Inoltre, anche accettando l’analfabetismo di gran parte dei dodici apostoli, «gli autori evangelici avrebbero potuto essere aiutati da uno scriba che scriveva sotto la loro supervisione. Paolo ne ha fatto spesso uso, così come hanno fatto Cicerone e Bruto, anche se erano altamente istruiti». Bisogna anche considerare, aggiungiamo noi, che il substrato aramaico è «riflesso nei quattro Vangeli», tanto che diversi detti «sono proprio estranei all’ebraico e al greco» (cfr. J.P. Meier, Un ebreo marginale, vol. 1, Queriniana 2006, p. 261-263): bisogna quindi ricontestualizzare l’obiezione di Ehrman sulla lingua utilizzata e parlata dagli autori degli scritti evangelici, che sembra essere la stessa utilizzata da Gesù e dai testimoni oculari degli eventi.

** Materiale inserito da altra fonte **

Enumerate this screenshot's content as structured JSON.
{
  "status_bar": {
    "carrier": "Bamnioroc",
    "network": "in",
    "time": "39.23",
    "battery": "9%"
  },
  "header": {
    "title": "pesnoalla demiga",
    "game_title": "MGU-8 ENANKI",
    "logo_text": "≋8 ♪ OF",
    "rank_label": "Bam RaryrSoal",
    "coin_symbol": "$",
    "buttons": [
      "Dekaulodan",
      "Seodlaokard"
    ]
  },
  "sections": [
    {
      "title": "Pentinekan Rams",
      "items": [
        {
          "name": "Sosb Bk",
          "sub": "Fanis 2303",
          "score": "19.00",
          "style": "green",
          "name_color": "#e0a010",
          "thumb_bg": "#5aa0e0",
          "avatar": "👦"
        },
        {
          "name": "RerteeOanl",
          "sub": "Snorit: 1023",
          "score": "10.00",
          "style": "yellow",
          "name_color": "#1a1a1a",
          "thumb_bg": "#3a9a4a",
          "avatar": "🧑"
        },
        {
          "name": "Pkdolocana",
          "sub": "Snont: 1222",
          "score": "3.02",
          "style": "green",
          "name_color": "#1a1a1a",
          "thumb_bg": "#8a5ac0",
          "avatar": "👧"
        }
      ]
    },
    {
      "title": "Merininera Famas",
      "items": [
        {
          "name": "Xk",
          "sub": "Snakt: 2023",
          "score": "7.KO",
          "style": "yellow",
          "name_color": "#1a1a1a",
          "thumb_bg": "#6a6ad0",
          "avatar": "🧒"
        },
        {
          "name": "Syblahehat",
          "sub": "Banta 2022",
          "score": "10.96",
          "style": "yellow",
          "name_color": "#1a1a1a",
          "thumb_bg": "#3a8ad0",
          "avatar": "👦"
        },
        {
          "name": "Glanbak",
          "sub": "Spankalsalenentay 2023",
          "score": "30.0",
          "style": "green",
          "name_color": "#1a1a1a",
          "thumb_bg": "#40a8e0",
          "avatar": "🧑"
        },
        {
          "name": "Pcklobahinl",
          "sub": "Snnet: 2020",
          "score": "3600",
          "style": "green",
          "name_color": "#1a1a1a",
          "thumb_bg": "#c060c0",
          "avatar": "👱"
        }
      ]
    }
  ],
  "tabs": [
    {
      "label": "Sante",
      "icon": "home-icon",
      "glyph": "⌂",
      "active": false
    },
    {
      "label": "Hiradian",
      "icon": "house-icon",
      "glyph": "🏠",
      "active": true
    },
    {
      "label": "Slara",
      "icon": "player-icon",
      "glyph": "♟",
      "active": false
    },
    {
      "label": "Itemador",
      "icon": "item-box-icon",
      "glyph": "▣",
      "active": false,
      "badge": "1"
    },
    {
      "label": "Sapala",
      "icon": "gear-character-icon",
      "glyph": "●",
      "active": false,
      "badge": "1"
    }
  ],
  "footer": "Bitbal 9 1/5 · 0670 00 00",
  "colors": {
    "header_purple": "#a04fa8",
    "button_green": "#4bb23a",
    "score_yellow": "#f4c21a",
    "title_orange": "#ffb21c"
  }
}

Per quanto riguarda la tradizione orale, essa è risultata essere abbastanza affidabile dai lavori sulla conservazione delle antiche tradizioni su Gesù trovate nei Vangeli, realizzati da diversi studiosi: Birger Gerhardsson, Samuel Byrskog, Kenneth Bailey, James DG Dunn, Werner Kelber ed Eric Eve. Noi stessi, ha aggiunto Licona, ricordiamo perfettamente eventi accaduti decine di anni fa, «sopratutto quando quei fatti si sono svolti in un contesto ricco di emozione e/o importanza personale, venendo fissati nella memoria in modo vivido». I primi cristiani, che oltretutto apparteneva ad una cultura orale, vennero sconvolti dall’insegnamento inedito di Gesù (ne siamo stupiti noi ancora oggi), lo osservarono «guarire i paralitici, i ciechi, i lebbrosi, gli indemoniati, lo videro camminare sull’acqua, confrontarsi con i leader ebrei, essendo crocifisso e poi risorgere. Una tale esperienza con Gesù avrebbe influenzato chiunque, tanto da rimanere fissata nella memoria per tutta la vita». Essi, inoltre, viaggiarono con lui di città in città, sentendolo predicare quotidianamente e, ovviamente, «non ci si aspetta che Gesù predicasse un sermone inedito in ogni villaggio, ma che utilizzasse una decide di prediche da adattare al tipo di pubblico, esponendo i suoi insegnamenti attraverso parabole e linguaggio iperbolico, facile da ricordare. I discepoli avranno ascoltato questi insegnamenti molte volte, correggendosi tra loro quando vennero inviati a predicare da Gesù. Si può capire come tale processo potrebbe aver facilitato la capacità dei discepoli di Gesù di ricordare ciò che egli insegnava, anche a distanza di molti anni».

 

3) OBIEZIONE: GESU’ NON HA MAI DETTO DI ESSERE DIO.
La terza obiezione di Ehrman si è basata sull’identità di Gesù, ha infatti affermato«Se il Gesù storico davvero non predicò dicendo di essere Dio in terra, c’è qualcos’altro che poteva forse dire di più significativo? Questa sarebbe la cosa più sorprendente che, concettualmente, avrebbe potuto dire. Eppure, come si spiega il fatto che tali parole non si trovano in nessuna delle nostre fonti precedenti a Giovanni? La spiegazione più probabile è che Gesù in realtà non ha detto queste cose. Si può certamente pensare che le parole di Gesù riportate da Giovanni siano teologicamente vere, cioè che in realtà Gesù era Dio in terra. Ma, storicamente, queste non sono probabilmente le cose che Gesù ha effettivamente detto di se stesso».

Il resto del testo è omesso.